自由記述では、茶葉を沸かして提供するなど節約の工夫を重ねているものの今後の運営に不安があるという声や、やりくりで対応できる範囲を超えつつあるといった意見が寄せられた。

子どもの居場所では資金と食材・物資確保が課題

子どもの居場所(子ども食堂)を運営する団体への調査では、13団体が「運営資金の不足」、12団体が「食材や物資の確保」を深刻な運営課題として挙げた。物価や水道光熱費、食材費などの上昇が、地域住民のボランティア活動による草の根の運営に影響を与えている状況が示されている。

岸和田市へ予算要望書を提出、寄附も呼びかけ

岸和田市社会福祉協議会は深刻な実態を共有するため、岸和田市長宛てに「令和9年度地域福祉推進における予算要望書」および「令和9年度こどもの居場所推進における予算要望書」を提出したとしている。
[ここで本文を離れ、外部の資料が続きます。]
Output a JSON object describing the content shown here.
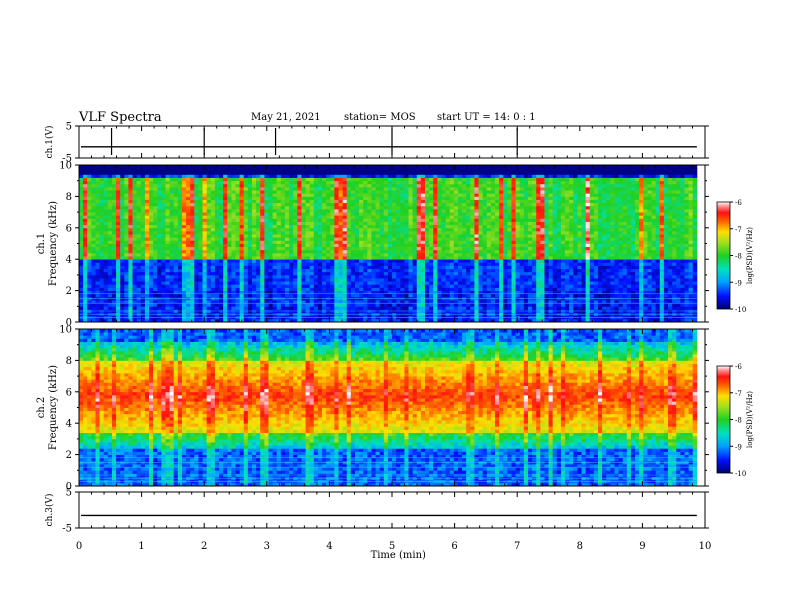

要望書では、地区福祉委員会活動への補助基準額の適正化や、専門的に住民活動を伴走支援する福祉活動専門員(コミュニティワーカー)およびこどもの居場所づくりコーディネーターの配置体制と財源の強化などを提案している。

あわせて同会は、見守り活動や子ども食堂の現場への支援を継続するため、市民や企業・団体からの寄附を呼びかけている。個人からの直接寄附のほか、企業・団体からの資金支援や食材・消耗品などの物資の寄付も随時受け付けている。

本記事は社会福祉法人岸和田市社会福祉協議会の発表をもとに作成。